La question de l’authenticité

La question de l’authenticité est déjà délicate dans le cas des œuvres écrites, sans partie électronique. Le philosophe Walter Benjamin [18] n’évoque jamais spécifiquement l’authenticité spécifique de l’œuvre musicale, spécificité résultant du fait qu’il est difficile de définir avec précision ce qu’est « l’original » de l’oeuvre, si ce n’est la version originale de la partition (l’ur-text) mais qui n’accèdera pleinement au statut d’oeuvre qu’à travers l’acte d’interprétation. Mais il définit néanmoins très clairement le concept d’authenticité : « Le hic et nunc de l’original constitue ce qu’on appelle son « authenticité ». Et d’ajouter : « tout ce qui relève de l’authenticité échappe à la reproduction – et bien entendu pas seulement à la reproduction technique ».

La notion d’authenticité est encore moins évidente dans les musiques interactives. La notion de document « premier », chère à la critique génétique est balayée d’un revers de main lorsqu’il s’agit de modules logiciels sans cesse adaptés, copiés, sauvegardés, incluant des éléments externes sans cesse mis à jour.

La difficulté du concept ne doit pas faire renoncer à toute action, et réciproquement la définition de procédures et méthodologies numériques de préservation s’appliquant à des objets artistiques comme les œuvres musicales interactives ne peut faire l’économie d’une réflexion sur la question de l’authenticité. Une premier cadre a été esquissé au cours du projet CASPAR par Mariella Guercio, de l’Université d’Urbino [19]. L’authenticité est pensée comme un processus comprenant :
− des protocoles d’authenticité, comportant chacun plusieurs étapes ; par exemple, un protocole peut concerner la migration d’un composant, un autre la maintenance.
− une exécution à différentes étapes du cycle de vie (accès, migration, …) avec différentes étapes d’exécution. Le résultat d’ensemble donnera une évaluation de l’authenticité.
− une définition particulière à une communauté particulière : par exemple, les réalisateurs en informatique musicale, les développeurs, les archivistes.

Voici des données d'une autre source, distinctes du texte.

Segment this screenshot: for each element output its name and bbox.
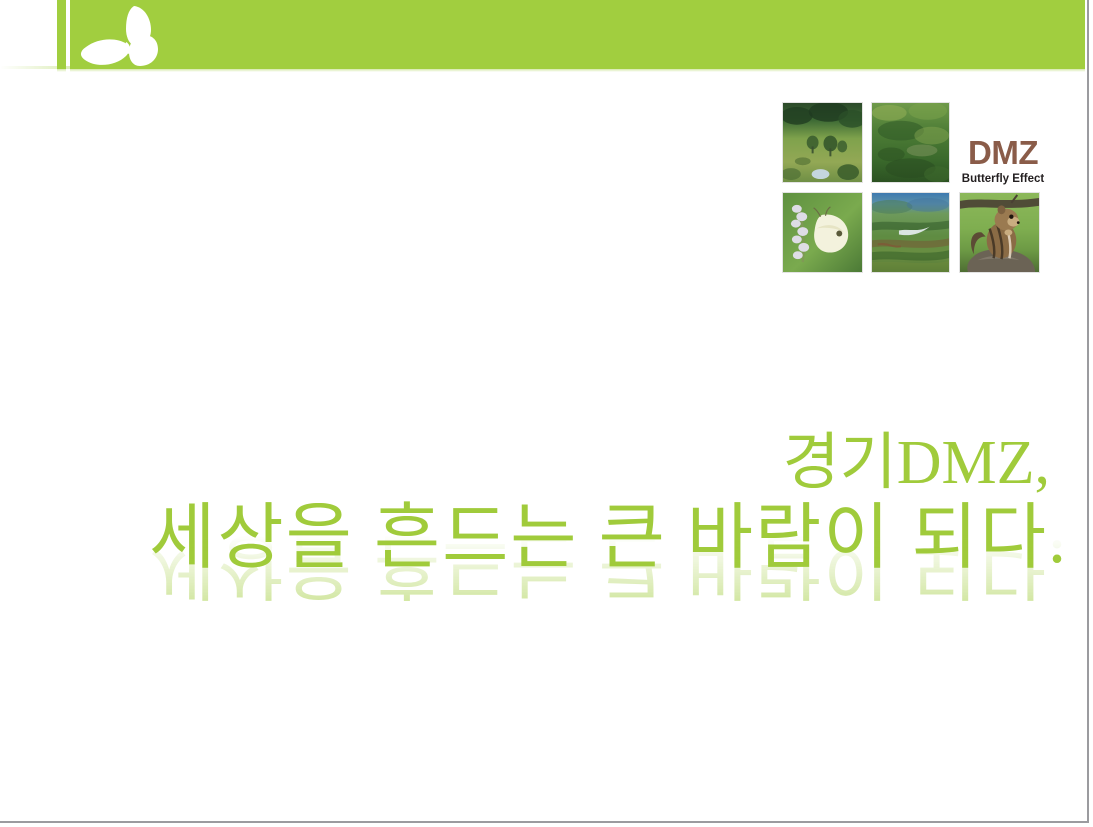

Si nous revenons à l’exemple fondateur de notre article, celui de la mise à jour d’une œuvre telle que Diadèmes, mise à jour rendue nécessaire par l’absence de disponibilité du matériel original, nous pouvons nous demander si nous sommes en présence d’une version « restaurée » de l’original ou bien d’un « ersatz » de celui-ci ou encore d’un « remake » au cinéma ?
Comme toute adaptation d’une oeuvre à des technologies nouvelles (ce qu’on nomme à l’IRCAM « portage »), il est requis une ré-interprétation de l’oeuvre qui débouche sur une nouvelle version nécessairement différente de la version originale. Cette ré-interprétation est une interprétation au même titre que celle effectuée par les instrumentistes. Les réalisateurs en informatique sont des interprètes qui doivent non seulement jouer l’œuvre pendant le temps du concert mais aussi ré-interpréter la pièce en fonction des conditions techniques. Le portage est donc bien à la fois une exégèse et une herméneutique. La spécificité de cette interprétation dans le cas présent vient du fait qu’il n’existe pas encore à proprement parler de « texte » à interpréter. En effet ce texte est de nature disparate, consistant en patches, programmes informatiques, embryons de notation, enregistrements audio, traces diverses et éléments de traditions orales… C’est pourquoi, paradoxalement, plus on est proche et plus l’exégèse doit être précédée d’une archéologie. Ce n’est pas parce que la partie électroacoustique s’adresse à des machines qu’elle serait figée. Les pièces pour bande magnétiques sont également « restaurées », remixées, en bref ré-interprétées.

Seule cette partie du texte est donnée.